De Commissie adviseert de forfaitaire vergoeding voor de immateriële schade van belanghebbende te berekenen vanaf 26 februari 2014, de datum van de melding die geleid heeft tot het eerste neerwaartse correctiebesluit in het kader van het CAF-onderzoek, tot de datum van de dagtekening van de beslissing op bezwaar.
Eerdere proceshandeling
De Commissie adviseert de procedurehandelingen in eerdere procedures die voor een CAF-11 gerelateerde vergoeding in aanmerking komen opnieuw te beoordelen en ook voor andere proceshandelingen (dan het ‘indienen van een bezwaar- of beroepschrift’ en ‘bijwonen van een zitting’, maar wel gerelateerd aan (de gevolgen van) een CAF-11 onderzoek) punten toe te kennen. In dit geval is belanghebbende destijds bijgestaan door een belastingadviseur voor het treffen van een betalingsregeling voor de beschikkingen terugvorderingen KOT 2011 tot en met 2014 vanwege het door de Belastingdienst gemaakte verwijt van opzet of grove schuld bij het aanvragen van de kinderopvangtoeslag. Gelet hierop adviseert de Commissie de UHT om ook voor deze bijstand een procespunt toe te kennen.
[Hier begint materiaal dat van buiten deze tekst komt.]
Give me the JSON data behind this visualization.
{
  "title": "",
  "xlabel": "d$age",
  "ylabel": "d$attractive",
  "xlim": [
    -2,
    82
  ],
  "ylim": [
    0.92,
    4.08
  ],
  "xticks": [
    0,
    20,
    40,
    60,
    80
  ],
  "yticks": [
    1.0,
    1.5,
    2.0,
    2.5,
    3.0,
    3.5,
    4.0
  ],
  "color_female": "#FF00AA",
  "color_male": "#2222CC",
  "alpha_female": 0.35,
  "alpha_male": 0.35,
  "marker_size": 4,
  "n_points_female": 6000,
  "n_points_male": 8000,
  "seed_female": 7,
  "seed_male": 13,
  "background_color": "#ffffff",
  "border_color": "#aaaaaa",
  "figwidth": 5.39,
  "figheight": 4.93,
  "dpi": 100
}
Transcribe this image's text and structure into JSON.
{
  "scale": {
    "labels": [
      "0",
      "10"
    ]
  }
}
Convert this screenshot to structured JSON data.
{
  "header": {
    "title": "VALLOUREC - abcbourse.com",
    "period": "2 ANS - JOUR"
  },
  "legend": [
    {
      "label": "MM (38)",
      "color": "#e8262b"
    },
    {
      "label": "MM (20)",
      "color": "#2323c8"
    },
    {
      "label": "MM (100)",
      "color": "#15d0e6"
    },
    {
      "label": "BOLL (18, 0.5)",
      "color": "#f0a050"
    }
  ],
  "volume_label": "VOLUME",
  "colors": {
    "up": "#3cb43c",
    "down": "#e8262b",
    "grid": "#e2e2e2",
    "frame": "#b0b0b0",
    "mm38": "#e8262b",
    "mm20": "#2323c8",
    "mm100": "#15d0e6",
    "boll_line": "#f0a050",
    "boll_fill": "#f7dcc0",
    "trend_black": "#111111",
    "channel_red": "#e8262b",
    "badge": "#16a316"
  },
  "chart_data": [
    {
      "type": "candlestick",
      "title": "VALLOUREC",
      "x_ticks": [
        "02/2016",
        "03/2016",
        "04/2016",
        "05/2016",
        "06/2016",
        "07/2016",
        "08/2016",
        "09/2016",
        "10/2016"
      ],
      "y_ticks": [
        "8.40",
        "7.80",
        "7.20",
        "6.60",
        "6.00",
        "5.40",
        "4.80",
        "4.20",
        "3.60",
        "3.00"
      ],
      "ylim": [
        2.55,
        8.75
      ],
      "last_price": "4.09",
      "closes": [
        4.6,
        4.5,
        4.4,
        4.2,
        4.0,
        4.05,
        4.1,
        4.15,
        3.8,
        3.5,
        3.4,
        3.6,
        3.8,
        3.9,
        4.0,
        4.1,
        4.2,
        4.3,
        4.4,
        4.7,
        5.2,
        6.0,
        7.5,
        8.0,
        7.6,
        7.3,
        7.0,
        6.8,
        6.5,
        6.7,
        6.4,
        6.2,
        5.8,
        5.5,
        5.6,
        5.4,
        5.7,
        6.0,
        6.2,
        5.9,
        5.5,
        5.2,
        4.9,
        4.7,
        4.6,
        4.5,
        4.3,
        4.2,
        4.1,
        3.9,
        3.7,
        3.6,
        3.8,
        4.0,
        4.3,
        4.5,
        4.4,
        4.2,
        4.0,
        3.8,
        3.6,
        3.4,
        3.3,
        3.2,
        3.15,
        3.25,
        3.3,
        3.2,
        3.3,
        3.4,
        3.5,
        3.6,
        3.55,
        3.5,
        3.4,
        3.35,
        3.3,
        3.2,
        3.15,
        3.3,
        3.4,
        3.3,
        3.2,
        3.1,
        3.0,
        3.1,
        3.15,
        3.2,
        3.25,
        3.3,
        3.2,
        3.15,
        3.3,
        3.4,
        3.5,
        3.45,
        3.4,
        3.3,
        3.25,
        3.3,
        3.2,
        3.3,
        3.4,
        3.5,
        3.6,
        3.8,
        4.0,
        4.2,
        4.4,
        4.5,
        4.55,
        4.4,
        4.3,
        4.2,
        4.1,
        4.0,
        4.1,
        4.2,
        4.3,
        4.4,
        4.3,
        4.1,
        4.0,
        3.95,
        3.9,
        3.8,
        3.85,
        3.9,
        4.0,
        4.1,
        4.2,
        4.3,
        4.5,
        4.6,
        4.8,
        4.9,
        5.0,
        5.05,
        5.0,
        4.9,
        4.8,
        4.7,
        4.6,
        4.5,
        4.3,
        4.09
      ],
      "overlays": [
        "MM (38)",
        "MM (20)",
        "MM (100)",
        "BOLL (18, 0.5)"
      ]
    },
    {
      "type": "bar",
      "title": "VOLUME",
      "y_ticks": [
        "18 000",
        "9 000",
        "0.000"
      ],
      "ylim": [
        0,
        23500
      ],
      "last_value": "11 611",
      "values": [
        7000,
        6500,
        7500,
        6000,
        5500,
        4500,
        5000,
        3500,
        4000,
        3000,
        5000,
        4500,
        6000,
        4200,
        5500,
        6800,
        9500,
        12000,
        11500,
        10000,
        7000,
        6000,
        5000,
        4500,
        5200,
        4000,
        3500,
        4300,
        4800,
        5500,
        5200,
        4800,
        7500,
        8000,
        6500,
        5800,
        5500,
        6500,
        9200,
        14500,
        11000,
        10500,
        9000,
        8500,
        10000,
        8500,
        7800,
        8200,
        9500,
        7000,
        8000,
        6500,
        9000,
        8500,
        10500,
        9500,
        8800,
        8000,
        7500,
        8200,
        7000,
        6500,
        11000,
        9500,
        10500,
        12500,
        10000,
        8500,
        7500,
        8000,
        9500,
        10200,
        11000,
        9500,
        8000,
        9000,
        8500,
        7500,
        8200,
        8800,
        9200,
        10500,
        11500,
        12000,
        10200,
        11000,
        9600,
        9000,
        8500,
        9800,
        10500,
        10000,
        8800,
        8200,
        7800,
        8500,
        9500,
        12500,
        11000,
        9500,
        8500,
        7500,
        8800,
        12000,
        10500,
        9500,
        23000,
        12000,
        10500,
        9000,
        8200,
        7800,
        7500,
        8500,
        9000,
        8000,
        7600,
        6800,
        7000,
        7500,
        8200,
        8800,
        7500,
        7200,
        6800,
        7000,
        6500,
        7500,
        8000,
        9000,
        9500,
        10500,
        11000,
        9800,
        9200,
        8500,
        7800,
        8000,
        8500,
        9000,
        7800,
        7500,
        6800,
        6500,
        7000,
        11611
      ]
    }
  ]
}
Rentevergoeding gemiste KOT
De Commissie onderschrijft het voornemen van de UHT om de toeslagrente opnieuw te berekenen en uit te gaan van de aanvangsdatum 26 februari 2014. In lijn met eerdere adviezen adviseert de Commissie om als einddatum de datum van de beslissing op bezwaar te hanteren.
Proceskostenvergoeding
De Commissie heeft met instemming kennisgenomen van het voornemen van de UHT om in de beslissing op bezwaar de vergoeding voor juridische bijstand in deze procedure te herzien en te berekenen op grond van het per 1 juli 2021 geldende hoogste tarief van € 748,- per punt. Dit is in lijn met de advisering door de Commissie in onder andere BAC 2020-029. De Commissie onderschrijft de toezegging van de UHT om voor de onderhavige bezwaarprocedure 4 punten toe te kennen voor het hoogste tarief.
Conclusie
De Commissie adviseert de UHT om het compensatiebedrag bij te stellen en adviseert:
- om de vergoeding voor immateriële schade te berekenen vanaf 26 februari 2014, zijnde de datum van de melding die geleid heeft tot het eerste neerwaartse correctiebesluit in het kader van het CAF-onderzoek, tot de datum van de dagtekening van de beslissing op bezwaar;
- om de rente voor de gemiste kinderopvangtoeslag te berekenen vanaf 26 februari 2014 tot de datum van de dagtekening van de beslissing op bezwaar;
- om een vergoeding van 1 punt toe te kennen voor het verzoekschrift om een betalingsregeling, voor het hoogste tarief;
- om de aanvullende vergoeding van 1% aan te passen.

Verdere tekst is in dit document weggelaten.